Tena Banjeglav, one of the authors of the recently published publication Zagreb in War, Resistance, Creation and Memory. Guide through Zagreb in the Second World War, agrees with this and believes we need a new approach to education about the events of the Second World War which would focus on the events in the NDH and the victims of the Ustasha regime, instead of focusing on world history and the deaths in Europe. Documenta’s recent experiences in preparing tours of locations of death, suffering and resistance and historical walks through Zagreb have shown that citizens of Zagreb, as well as young people, do not know enough about this period, the suffering of the victims or the concrete locations and places of death.
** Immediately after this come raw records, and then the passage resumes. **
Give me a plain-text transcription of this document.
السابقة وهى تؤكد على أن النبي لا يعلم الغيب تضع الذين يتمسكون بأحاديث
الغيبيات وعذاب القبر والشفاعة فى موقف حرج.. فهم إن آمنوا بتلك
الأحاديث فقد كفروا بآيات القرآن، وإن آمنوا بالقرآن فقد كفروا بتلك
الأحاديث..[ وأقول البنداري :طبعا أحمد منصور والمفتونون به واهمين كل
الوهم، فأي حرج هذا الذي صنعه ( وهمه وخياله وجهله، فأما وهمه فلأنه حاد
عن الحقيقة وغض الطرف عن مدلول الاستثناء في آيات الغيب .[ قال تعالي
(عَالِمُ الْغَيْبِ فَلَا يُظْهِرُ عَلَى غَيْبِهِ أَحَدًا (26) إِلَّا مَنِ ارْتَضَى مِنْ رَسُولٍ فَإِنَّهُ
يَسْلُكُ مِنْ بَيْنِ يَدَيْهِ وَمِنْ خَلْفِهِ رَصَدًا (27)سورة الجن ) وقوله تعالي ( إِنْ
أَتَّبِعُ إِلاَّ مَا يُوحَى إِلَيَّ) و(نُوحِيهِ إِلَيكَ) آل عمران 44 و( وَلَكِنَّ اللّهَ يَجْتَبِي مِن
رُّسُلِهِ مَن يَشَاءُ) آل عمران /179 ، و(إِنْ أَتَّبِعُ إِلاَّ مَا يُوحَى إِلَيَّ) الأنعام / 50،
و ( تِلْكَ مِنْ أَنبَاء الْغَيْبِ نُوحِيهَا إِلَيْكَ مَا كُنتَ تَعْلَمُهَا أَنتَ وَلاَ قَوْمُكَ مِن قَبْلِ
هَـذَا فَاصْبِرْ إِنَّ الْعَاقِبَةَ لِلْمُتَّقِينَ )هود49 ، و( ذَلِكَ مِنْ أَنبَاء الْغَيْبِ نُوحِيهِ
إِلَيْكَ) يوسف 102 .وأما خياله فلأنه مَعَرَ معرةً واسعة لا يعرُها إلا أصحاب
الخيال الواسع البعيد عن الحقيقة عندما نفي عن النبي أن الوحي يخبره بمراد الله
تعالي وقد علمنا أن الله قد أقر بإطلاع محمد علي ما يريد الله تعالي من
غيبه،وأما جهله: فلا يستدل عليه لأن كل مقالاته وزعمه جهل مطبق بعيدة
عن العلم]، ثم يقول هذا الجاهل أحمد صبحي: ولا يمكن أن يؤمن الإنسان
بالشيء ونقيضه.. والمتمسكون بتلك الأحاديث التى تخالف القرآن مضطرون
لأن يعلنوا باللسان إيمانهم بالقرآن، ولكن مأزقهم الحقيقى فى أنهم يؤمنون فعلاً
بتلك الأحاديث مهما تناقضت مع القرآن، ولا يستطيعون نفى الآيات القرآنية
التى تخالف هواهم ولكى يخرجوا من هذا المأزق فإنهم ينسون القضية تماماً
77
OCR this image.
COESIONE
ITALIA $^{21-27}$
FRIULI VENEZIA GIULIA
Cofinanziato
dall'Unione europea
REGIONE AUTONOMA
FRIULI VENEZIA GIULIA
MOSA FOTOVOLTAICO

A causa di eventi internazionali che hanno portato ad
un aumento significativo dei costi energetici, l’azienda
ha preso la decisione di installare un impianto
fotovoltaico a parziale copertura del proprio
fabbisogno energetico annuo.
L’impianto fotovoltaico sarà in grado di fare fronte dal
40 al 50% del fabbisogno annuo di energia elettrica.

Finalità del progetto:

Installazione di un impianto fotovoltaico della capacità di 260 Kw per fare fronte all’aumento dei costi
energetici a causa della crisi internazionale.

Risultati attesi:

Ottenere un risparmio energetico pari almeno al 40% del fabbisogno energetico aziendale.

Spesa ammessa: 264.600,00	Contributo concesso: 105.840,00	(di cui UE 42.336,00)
This is also shown by the latest analysis of political literacy of final-year high school students in Croatia, conducted in March by researchers from the Institute for Social Research in Zagreb, the Faculty of Political Science in Zagreb, the Center for Southeastern European Studies at the University of Graz and GONG. According to the results, more than 15 percent of final-year students do not consider the NDH a fascist creation, and 45 percent think that it is alright to use “Za dom spremni”.
“It is important to work more on local history and places of suffering close to students. It is proven that children and young people connect and develop empathy more easily, and therefore learn better and more easily, when the places are familiar and close to them. Field trips – visits to places of suffering and other locations connected with the Second World War – are a great help in the process of learning and understanding. It has been shown in practice that it is a great way of teaching, that these places leave a strong impression on students and that they remember and understand them better. However, all this is still used too little in education in Croatia,” Banjeglav concludes with the hope that new textbooks and curricula will bring a change for the better in this regard.